Iranian blogger Omidreza Mirsayafi died March 18 under mysterious circumstances in Tehran‘s notorious Evin prison. The official word is suicide, but close observers strongly suspect foul play.

Mirsayafi ran a cultural blog called Rooz Negar, but in totalitarian states the cultural is the political, and a revolutionary court gave Mirsayafi two years in prison for “insulting” the Islamic Republic’s leaders, and tacked on an additional six months for “publicity against the government.” Mohamed Abdel Dayem of the Committee to Protect Journalists told The Washington Times that this case illustrates how Iran “actively violates the rights of journalists and bloggers.” His organization is calling for a full and transparent investigation into how Mirsayafi died, but Iran is not known for admitting its crimes against humanity.

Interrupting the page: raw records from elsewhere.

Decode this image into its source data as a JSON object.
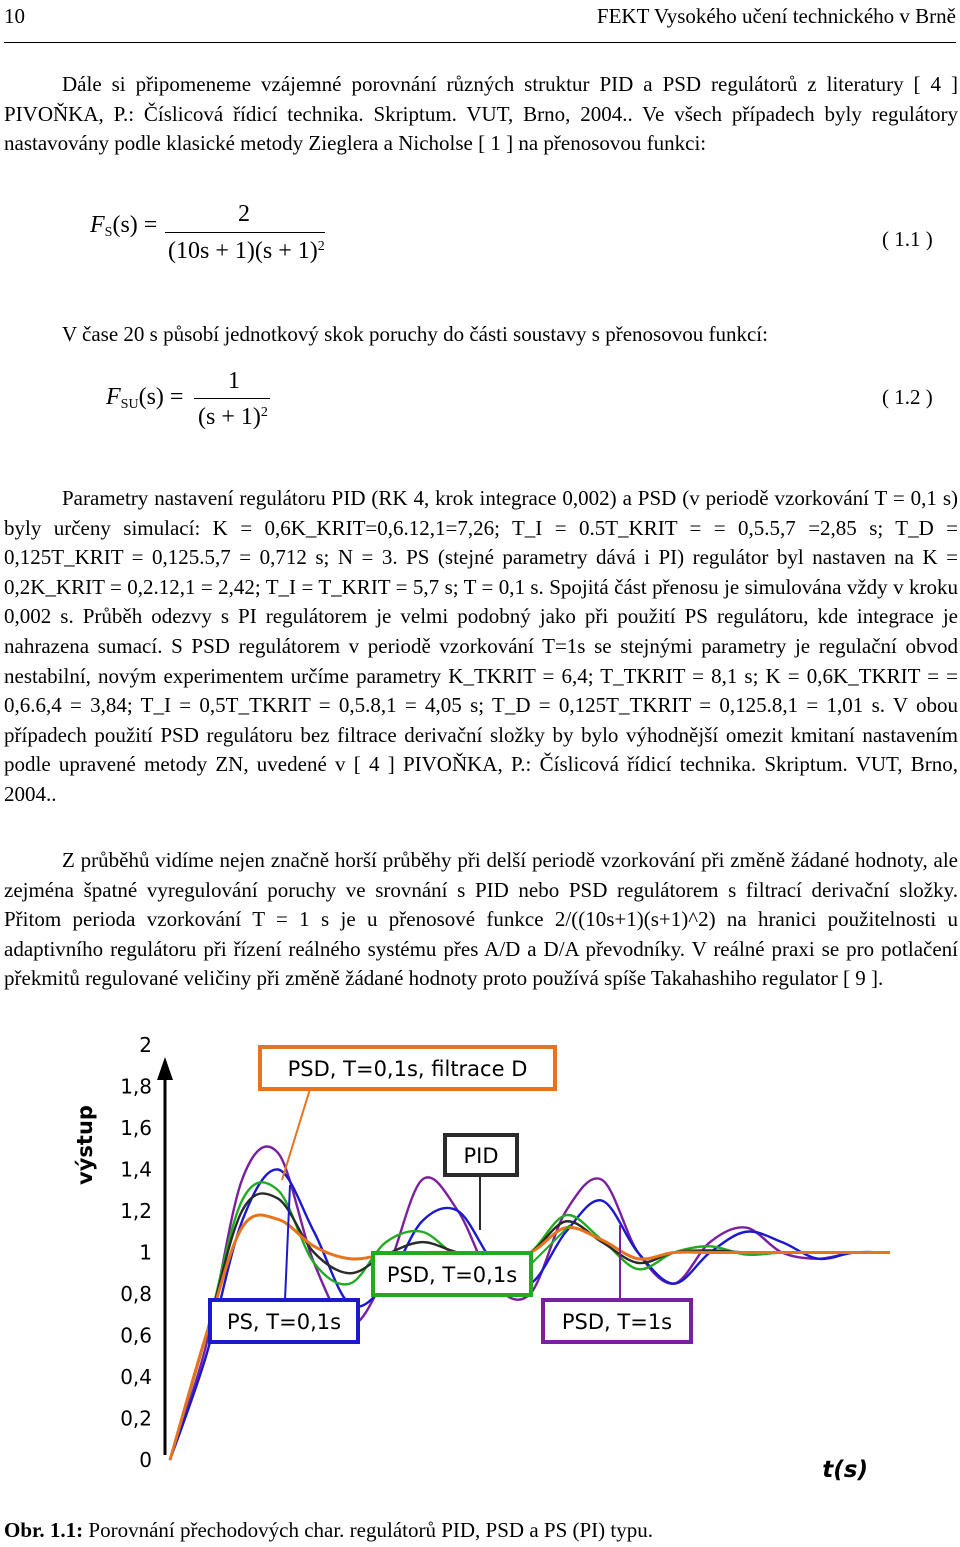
{
  "header": {
    "page_number": "10",
    "publisher": "FEKT Vysokého učení technického v Brně"
  },
  "paragraphs": {
    "p1": "Dále si připomeneme vzájemné porovnání různých struktur PID a PSD regulátorů z literatury [ 4 ] PIVOŇKA, P.: Číslicová řídicí technika. Skriptum. VUT, Brno, 2004.. Ve všech případech byly regulátory nastavovány podle klasické metody Zieglera a Nicholse [ 1 ] na přenosovou funkci:",
    "p2": "V čase 20 s působí jednotkový skok poruchy do části soustavy s přenosovou funkcí:",
    "p3": "Parametry nastavení regulátoru PID (RK 4, krok integrace 0,002) a PSD (v periodě vzorkování T = 0,1 s) byly určeny simulací: K = 0,6K_KRIT=0,6.12,1=7,26; T_I = 0.5T_KRIT = = 0,5.5,7 =2,85 s; T_D = 0,125T_KRIT = 0,125.5,7 = 0,712 s; N = 3. PS (stejné parametry dává i PI) regulátor byl nastaven na K = 0,2K_KRIT = 0,2.12,1 = 2,42; T_I = T_KRIT = 5,7 s; T = 0,1 s. Spojitá část přenosu je simulována vždy v kroku 0,002 s. Průběh odezvy s PI regulátorem je velmi podobný jako při použití PS regulátoru, kde integrace je nahrazena sumací. S PSD regulátorem v periodě vzorkování T=1s se stejnými parametry je regulační obvod nestabilní, novým experimentem určíme parametry K_TKRIT = 6,4; T_TKRIT = 8,1 s; K = 0,6K_TKRIT = = 0,6.6,4 = 3,84; T_I = 0,5T_TKRIT = 0,5.8,1 = 4,05 s; T_D = 0,125T_TKRIT = 0,125.8,1 = 1,01 s. V obou případech použití PSD regulátoru bez filtrace derivační složky by bylo výhodnější omezit kmitaní nastavením podle upravené metody ZN, uvedené v [ 4 ] PIVOŇKA, P.: Číslicová řídicí technika. Skriptum. VUT, Brno, 2004..",
    "p4": "Z průběhů vidíme nejen značně horší průběhy při delší periodě vzorkování při změně žádané hodnoty, ale zejména špatné vyregulování poruchy ve srovnání s PID nebo PSD regulátorem s filtrací derivační složky. Přitom perioda vzorkování T = 1 s je u přenosové funkce 2/((10s+1)(s+1)^2) na hranici použitelnosti u adaptivního regulátoru při řízení reálného systému přes A/D a D/A převodníky. V reálné praxi se pro potlačení překmitů regulované veličiny při změně žádané hodnoty proto používá spíše Takahashiho regulator [ 9 ]."
  },
  "equations": {
    "eq1": {
      "lhs_sym": "F",
      "lhs_sub": "S",
      "lhs_arg": "(s) =",
      "numerator": "2",
      "denominator": "(10s + 1)(s + 1)",
      "denominator_sup": "2",
      "number": "( 1.1 )"
    },
    "eq2": {
      "lhs_sym": "F",
      "lhs_sub": "SU",
      "lhs_arg": "(s) =",
      "numerator": "1",
      "denominator": "(s + 1)",
      "denominator_sup": "2",
      "number": "( 1.2 )"
    }
  },
  "figure": {
    "y_axis_label": "výstup",
    "x_axis_label": "t(s)",
    "labels": {
      "psd_filtrace": "PSD, T=0,1s, filtrace D",
      "pid": "PID",
      "psd_01": "PSD, T=0,1s",
      "ps_01": "PS, T=0,1s",
      "psd_1": "PSD, T=1s"
    },
    "colors": {
      "psd_filtrace": "#e8731e",
      "pid": "#2a2a2a",
      "psd_01": "#22aa22",
      "ps_01": "#1a1acc",
      "psd_1": "#7a1fa0",
      "red": "#e01010"
    }
  },
  "chart_data": {
    "type": "line",
    "ylim": [
      0,
      2
    ],
    "yticks": [
      "2",
      "1,8",
      "1,6",
      "1,4",
      "1,2",
      "1",
      "0,8",
      "0,6",
      "0,4",
      "0,2",
      "0"
    ],
    "x_ticks_visible": false,
    "grid": false,
    "series": [
      {
        "name": "PSD, T=0,1s, filtrace D",
        "color": "#e8731e",
        "x": [
          0,
          2,
          4,
          6,
          8,
          10,
          12,
          14,
          16,
          18,
          20,
          22,
          24,
          26,
          28,
          30,
          32,
          34,
          36,
          38,
          40
        ],
        "y": [
          0,
          0.6,
          1.12,
          1.16,
          1.03,
          0.97,
          0.99,
          1.0,
          1.0,
          1.0,
          1.0,
          1.12,
          1.06,
          0.97,
          1.0,
          1.0,
          1.0,
          1.0,
          1.0,
          1.0,
          1.0
        ]
      },
      {
        "name": "PID",
        "color": "#2a2a2a",
        "x": [
          0,
          2,
          4,
          6,
          8,
          10,
          12,
          14,
          16,
          18,
          20,
          22,
          24,
          26,
          28,
          30,
          32,
          34,
          36,
          38,
          40
        ],
        "y": [
          0,
          0.6,
          1.2,
          1.26,
          1.0,
          0.9,
          0.99,
          1.05,
          1.0,
          0.98,
          1.0,
          1.15,
          1.05,
          0.95,
          1.0,
          1.01,
          1.0,
          1.0,
          1.0,
          1.0,
          1.0
        ]
      },
      {
        "name": "PSD, T=0,1s",
        "color": "#22aa22",
        "x": [
          0,
          2,
          4,
          6,
          8,
          10,
          12,
          14,
          16,
          18,
          20,
          22,
          24,
          26,
          28,
          30,
          32,
          34,
          36,
          38,
          40
        ],
        "y": [
          0,
          0.6,
          1.25,
          1.3,
          0.95,
          0.85,
          1.05,
          1.1,
          0.98,
          0.95,
          1.0,
          1.18,
          1.06,
          0.92,
          1.0,
          1.03,
          0.99,
          1.0,
          1.0,
          1.0,
          1.0
        ]
      },
      {
        "name": "PS, T=0,1s",
        "color": "#1a1acc",
        "x": [
          0,
          2,
          4,
          6,
          8,
          10,
          12,
          14,
          16,
          18,
          20,
          22,
          24,
          26,
          28,
          30,
          32,
          34,
          36,
          38,
          40
        ],
        "y": [
          0,
          0.5,
          1.15,
          1.4,
          1.1,
          0.75,
          0.85,
          1.15,
          1.2,
          0.95,
          0.85,
          1.1,
          1.25,
          1.0,
          0.85,
          1.0,
          1.1,
          1.05,
          0.97,
          1.0,
          1.0
        ]
      },
      {
        "name": "PSD, T=1s",
        "color": "#7a1fa0",
        "x": [
          0,
          2,
          4,
          6,
          8,
          10,
          12,
          14,
          16,
          18,
          20,
          22,
          24,
          26,
          28,
          30,
          32,
          34,
          36,
          38,
          40
        ],
        "y": [
          0,
          0.55,
          1.35,
          1.48,
          0.95,
          0.65,
          0.9,
          1.35,
          1.2,
          0.85,
          0.8,
          1.2,
          1.35,
          1.0,
          0.85,
          1.05,
          1.12,
          1.0,
          0.97,
          1.0,
          1.0
        ]
      }
    ]
  },
  "caption": {
    "label": "Obr. 1.1:",
    "text": "Porovnání přechodových char. regulátorů PID, PSD a PS (PI) typu."
  }
}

American bloggers can snark with impunity, but in many countries blogging is hazardous to your health. Take Syria, which Reporters Without Borders recently named an “enemy of the Internet” along with Iran and 10 other countries.

Syrian blogger Tariq Biasi was arrested in June 2007 by Syrian military intelligence for “undermining national sentiment” and “publishing false information.” His crime: a six-word comment he made on the site “I am a Muslim.” For this Biasi was sentenced to three years. We’ve heard of being paid by the word but this is ridiculous.

The expression “morality police” is a cliché in this country but a sad fact of life elsewhere. American freelance journalist Roxana Saberi, a native of Fargo and former Miss North Dakota, is being held incommunicado in Iran under a secret arrest order, though her father says the pretext was that she bought a bottle of wine. Secretary of State Hillary Clinton has registered an official protest and Tehran said she would be released “soon.”

But most women journalists in Iranian prisons can’t count on high level intervention. Four Iranian “cyber-feminists” recently appeared before a revolutionary tribunal for writing essays in the blog sites “Women’s City” and “Change for Equality.” They are charged with, among other things, “disrupting public opinion” which presumably is what blogging is all about. One of the activists, Maryam Hosseinkhah, wrote from her cell in Evin prison that she was “one of hundreds of women who for years are entangled in the tall walls of Evin and have no one to help. Neither the law helps them, nor family, nor any one else. The true definition of helplessness can be learned here, in the eyes of these inmates.”

To Americans, the Internet is a critical source for information and a no-holds-barred arena of free expression. But as these and numerous other cases demonstrate, in some countries the Internet has become the front line in the struggle for liberty, the sole manifestation of free media in parts of the world in which newspapers exist only to serve as transmission belts for the propaganda of the ruling elite. These oppressive regimes respond by shutting down web sites, blocking Internet access, and imprisoning, torturing and sometimes killing bloggers. Iran is about to pass a law imposing capital punishment on blogs that promote “corruption, prostitution and apostasy,” ill-defined and highly elastic concepts that could place a death sentence on all of Iran’s voices for change. Armed with these powers, Tehran will no longer have to cover up murdering courageous Iranian bloggers with absurd tales of accidental death or suicide.